Accéder au contenu principal

Un commencement est un moment d'une délicatesse extrême

Une question que j'ai vu passer l'autre jour portait sur les clichés insupportables dans le premier chapitre des romans de Fantasy.

J'avais répondu quelque chose sur les grosses considérations historiques assénant sans recul ni point de vue intéressant les grandes lignes de l'univers et ses enjeux. Ça mérite peut-être un peu de développement.





Créer un univers (surtout un univers qui ne s'écroule pas trois jours plus tard, comme le rappelle l'ami Phil) est une tâche écrasante. Cela passe par l'accumulation de notes, et plus ce petit monde sera exotique, plus il y aura d'éléments à produire, du vocabulaire au calendrier, en passant par les chronologies, généalogies, géographies et autres mots en "ie". Bien évidemment, l'auteur aura envie de montrer à ses lecteurs son dur labeur.

Mais l'infliger d'un bloc, exiger de son lecteur qu'il apprenne en 5 ou 8 pages ce qu'on a mis parfois un ou deux ans à décanter, c'est peut-être un peu sec. Il existe bien des façons de distiller en douceur cette masse d'informations.

Une dont j'use et abuse, c'est le "candide", un personnage qui découvre au fur et à mesure un environnement nouveau pour lui. Quand il patauge, il lui faut décrire ce à quoi il est confronté, et l'un ou l'autre de ses compagnons, mieux aguerri, peut lui donner une explication opportune au détour d'un dialogue. Le lecteur voit le monde par le petit bout de la lorgnette, et s'identifie forcément au candide.

Un autre moyen pas incompatible avec le précédent, c'est le démarrage "in media res", une scène d'action dont certains éléments demeureront énigmatiques, et serviront à mettre le lecteur dans une forme d'expectative. Vous ne lui infligerez plus les explications, il en sera demandeur. Le risque de cette technique est bien évidemment de le paumer, mais tout est une question de dosage. Après tout, on lit de la fantasy (ou de la SF) aussi pour s'évader, et se perdre dans un lieu inconnu, si l'on n'y est pas en danger, est un plaisir en soi, et chaque découverte permettant de retrouver son chemin constitue alors une petite victoire. Arriver à donner au lecteur ce petit plaisir de prendre lui-même ses points de repères est assez chouette, et si vous le faites bien, il en redemandera.

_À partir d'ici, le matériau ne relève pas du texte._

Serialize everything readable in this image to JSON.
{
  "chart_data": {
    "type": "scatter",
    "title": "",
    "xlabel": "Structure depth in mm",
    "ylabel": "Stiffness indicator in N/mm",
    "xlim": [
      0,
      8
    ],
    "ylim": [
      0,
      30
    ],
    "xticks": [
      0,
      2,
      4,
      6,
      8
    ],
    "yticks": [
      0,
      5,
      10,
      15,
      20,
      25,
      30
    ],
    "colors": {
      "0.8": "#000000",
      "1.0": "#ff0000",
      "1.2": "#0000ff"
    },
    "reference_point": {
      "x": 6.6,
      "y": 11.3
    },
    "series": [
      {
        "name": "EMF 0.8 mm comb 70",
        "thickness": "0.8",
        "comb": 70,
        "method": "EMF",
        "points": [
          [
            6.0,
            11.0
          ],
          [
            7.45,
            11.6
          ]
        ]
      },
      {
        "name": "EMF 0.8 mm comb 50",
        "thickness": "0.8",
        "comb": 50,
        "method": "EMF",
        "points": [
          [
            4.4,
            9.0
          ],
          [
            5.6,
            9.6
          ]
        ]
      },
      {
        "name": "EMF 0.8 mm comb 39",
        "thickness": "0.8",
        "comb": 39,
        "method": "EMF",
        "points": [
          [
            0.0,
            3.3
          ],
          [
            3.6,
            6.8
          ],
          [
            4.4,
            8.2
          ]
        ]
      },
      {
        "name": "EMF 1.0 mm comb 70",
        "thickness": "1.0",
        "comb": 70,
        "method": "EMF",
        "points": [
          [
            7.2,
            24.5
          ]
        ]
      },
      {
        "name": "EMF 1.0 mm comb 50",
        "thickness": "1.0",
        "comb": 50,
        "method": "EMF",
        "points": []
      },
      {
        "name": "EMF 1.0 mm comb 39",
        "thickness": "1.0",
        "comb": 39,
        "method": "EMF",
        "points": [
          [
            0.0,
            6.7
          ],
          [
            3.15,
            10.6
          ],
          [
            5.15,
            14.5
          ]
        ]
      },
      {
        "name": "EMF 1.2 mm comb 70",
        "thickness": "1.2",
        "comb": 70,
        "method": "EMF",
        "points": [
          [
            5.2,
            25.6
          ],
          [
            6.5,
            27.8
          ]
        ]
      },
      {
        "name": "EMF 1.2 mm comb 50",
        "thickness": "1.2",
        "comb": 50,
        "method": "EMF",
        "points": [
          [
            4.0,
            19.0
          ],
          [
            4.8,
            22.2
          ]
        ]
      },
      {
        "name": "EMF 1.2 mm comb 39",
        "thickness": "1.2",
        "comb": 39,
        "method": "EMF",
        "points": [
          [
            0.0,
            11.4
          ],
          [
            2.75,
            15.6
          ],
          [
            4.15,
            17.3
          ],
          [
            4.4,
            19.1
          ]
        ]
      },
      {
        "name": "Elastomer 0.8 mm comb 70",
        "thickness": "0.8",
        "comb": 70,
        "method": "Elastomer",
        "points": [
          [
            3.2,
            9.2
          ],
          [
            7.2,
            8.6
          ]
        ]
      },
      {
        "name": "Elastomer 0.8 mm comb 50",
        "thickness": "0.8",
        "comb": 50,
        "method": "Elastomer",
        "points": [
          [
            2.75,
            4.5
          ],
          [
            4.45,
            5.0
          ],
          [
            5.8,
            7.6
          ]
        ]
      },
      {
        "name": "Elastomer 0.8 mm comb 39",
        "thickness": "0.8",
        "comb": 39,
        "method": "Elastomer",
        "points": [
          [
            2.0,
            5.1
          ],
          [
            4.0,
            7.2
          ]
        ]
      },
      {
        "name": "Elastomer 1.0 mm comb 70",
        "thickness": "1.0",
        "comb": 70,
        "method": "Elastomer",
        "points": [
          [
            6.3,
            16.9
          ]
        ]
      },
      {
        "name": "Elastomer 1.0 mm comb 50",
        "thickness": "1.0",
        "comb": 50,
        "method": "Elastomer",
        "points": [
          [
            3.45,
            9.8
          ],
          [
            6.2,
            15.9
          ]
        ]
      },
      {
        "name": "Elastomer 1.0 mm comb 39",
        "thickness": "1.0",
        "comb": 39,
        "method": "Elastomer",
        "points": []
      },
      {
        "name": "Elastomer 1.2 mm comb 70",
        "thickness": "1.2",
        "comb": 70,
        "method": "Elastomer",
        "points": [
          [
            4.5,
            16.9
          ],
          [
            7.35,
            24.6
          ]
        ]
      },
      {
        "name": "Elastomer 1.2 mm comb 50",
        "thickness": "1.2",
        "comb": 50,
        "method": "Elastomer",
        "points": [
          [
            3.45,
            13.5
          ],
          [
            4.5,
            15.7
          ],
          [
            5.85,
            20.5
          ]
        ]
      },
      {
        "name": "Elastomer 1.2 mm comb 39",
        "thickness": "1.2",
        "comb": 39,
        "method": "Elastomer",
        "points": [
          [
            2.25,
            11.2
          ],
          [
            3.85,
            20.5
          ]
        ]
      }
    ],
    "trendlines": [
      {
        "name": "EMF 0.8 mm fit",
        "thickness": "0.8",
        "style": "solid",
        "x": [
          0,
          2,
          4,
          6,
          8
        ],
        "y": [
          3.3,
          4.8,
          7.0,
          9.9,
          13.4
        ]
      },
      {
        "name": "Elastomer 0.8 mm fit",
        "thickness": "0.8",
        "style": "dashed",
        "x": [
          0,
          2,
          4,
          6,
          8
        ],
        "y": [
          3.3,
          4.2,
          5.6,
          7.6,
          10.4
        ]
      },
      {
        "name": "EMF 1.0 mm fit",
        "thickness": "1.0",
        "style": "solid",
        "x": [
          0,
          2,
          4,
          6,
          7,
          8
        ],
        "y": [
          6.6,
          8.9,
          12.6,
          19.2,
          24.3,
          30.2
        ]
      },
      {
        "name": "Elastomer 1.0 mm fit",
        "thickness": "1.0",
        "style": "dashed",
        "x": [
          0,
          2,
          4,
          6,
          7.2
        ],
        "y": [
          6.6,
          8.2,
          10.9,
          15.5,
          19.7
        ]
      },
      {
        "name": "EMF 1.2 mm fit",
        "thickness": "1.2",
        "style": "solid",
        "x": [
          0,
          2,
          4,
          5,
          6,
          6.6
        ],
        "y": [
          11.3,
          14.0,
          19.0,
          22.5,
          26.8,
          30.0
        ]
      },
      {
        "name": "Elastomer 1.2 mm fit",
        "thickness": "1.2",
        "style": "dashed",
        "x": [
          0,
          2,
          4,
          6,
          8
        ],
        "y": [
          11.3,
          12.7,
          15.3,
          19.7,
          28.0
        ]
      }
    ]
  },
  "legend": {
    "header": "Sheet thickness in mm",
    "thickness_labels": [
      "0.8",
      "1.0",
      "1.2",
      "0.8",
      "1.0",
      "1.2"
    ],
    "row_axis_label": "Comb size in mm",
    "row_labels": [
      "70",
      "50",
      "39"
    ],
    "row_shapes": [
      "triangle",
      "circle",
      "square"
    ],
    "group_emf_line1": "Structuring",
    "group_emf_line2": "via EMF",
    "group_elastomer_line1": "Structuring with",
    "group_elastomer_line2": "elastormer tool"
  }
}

Bien entendu, rien de tout cela n'est prescriptif. Il existe plein de techniques pour lancer votre lecteur dans votre univers. Mais ces deux-là font partie des moyens éprouvés. Vous êtes là pour emmener le lecteur dans votre monde, pas pour lui faire subir un examen de naturalisation.

Après, présenter votre univers en quelques lignes n'a rien d'interdit. Mais faites le bien. J'aime beaucoup le tout début des Chroniques de Corum, par exemple, mais plutôt que de rentrer dans le détail, Moorcock essaie de nous plonger dans un temps mythique, dans un état d'esprit.

Et je ne résiste pas à vous donner l'accroche de la toute première histoire de Conan, séparée du texte, qui ne cherche pas tant l'indication historico-géographique que le souffle épique, par Crom :

« Sache, ô Prince, qu’entre l’époque qui vit l’engloutissement de l’Atlantide et des villes étincelantes et celle de l’avènement des Fils d’Aryas, il y eut un Âge insoupçonné, au cours duquel des royaumes resplendissants s’étalaient à la surface du globe […]. Le plus illustre […] était l’Aquilonie, dont la suprématie était incontestée dans l’Occident rêveur. C’est en cette contrée que vint Conan, le Cimmérien – cheveux noirs, regard sombre, épée au poing, un voleur, un pillard, un tueur, aux accès de mélancolie tout aussi démesurés que ses joies – pour fouler de ses sandales les trônes constellés de joyaux de la Terre. »




Commentaires

En tant que gros kiffeur de Tolkien et défenseur de "Concerning Hobbits" pour toute éternité (je trouve que c'est à peu près le meilleur premier chapitre de l'histoire de la fantasy), je te rejoins cependant sur le fait que, les premier chapitre à 25 noms propres, ça me rebute (et me fait poser moult livres).
Dans "Malboire", je me suis un peu heurté au truc. Le personnage est entièrement un "candide" (pointé du doigt justement chez Joyeux Drille, d'ailleurs) mais le premier chapitre a posé problème à plusieurs lecteurs : trop abrupt, difficile de rentrer dedans etc. Après c'était volontaire, donc je le vis plutôt bien.
Le in media res suivi du chapitre 2 "explication" est bien près d'être devenu un cliché (j'analyse ça comme une contamination de l'écriture télévisuelle où le spectateur est censé avoir deux minutes d'attention).
Je trouve que c'est intimement lié à la question du point de vue. C'est pour ça d'ailleurs que l'extrait de Conan marche du tonnerre : narrateur intra-diégétique, qui en dit juste assez, etc... En trois lignes, emballé c'est pesé, la captatio benevolentiae.
Enfin bref, l'incipit c'est pas facile.
Alex Nikolavitch a dit…
Concerning Hobbits pose un point de vue, d'ailleurs. C'est chargé d'une ironie assez mordante, contrebalancée par la tendresse de l'auteur pour ce mode de vie. c'est effectivement brillant.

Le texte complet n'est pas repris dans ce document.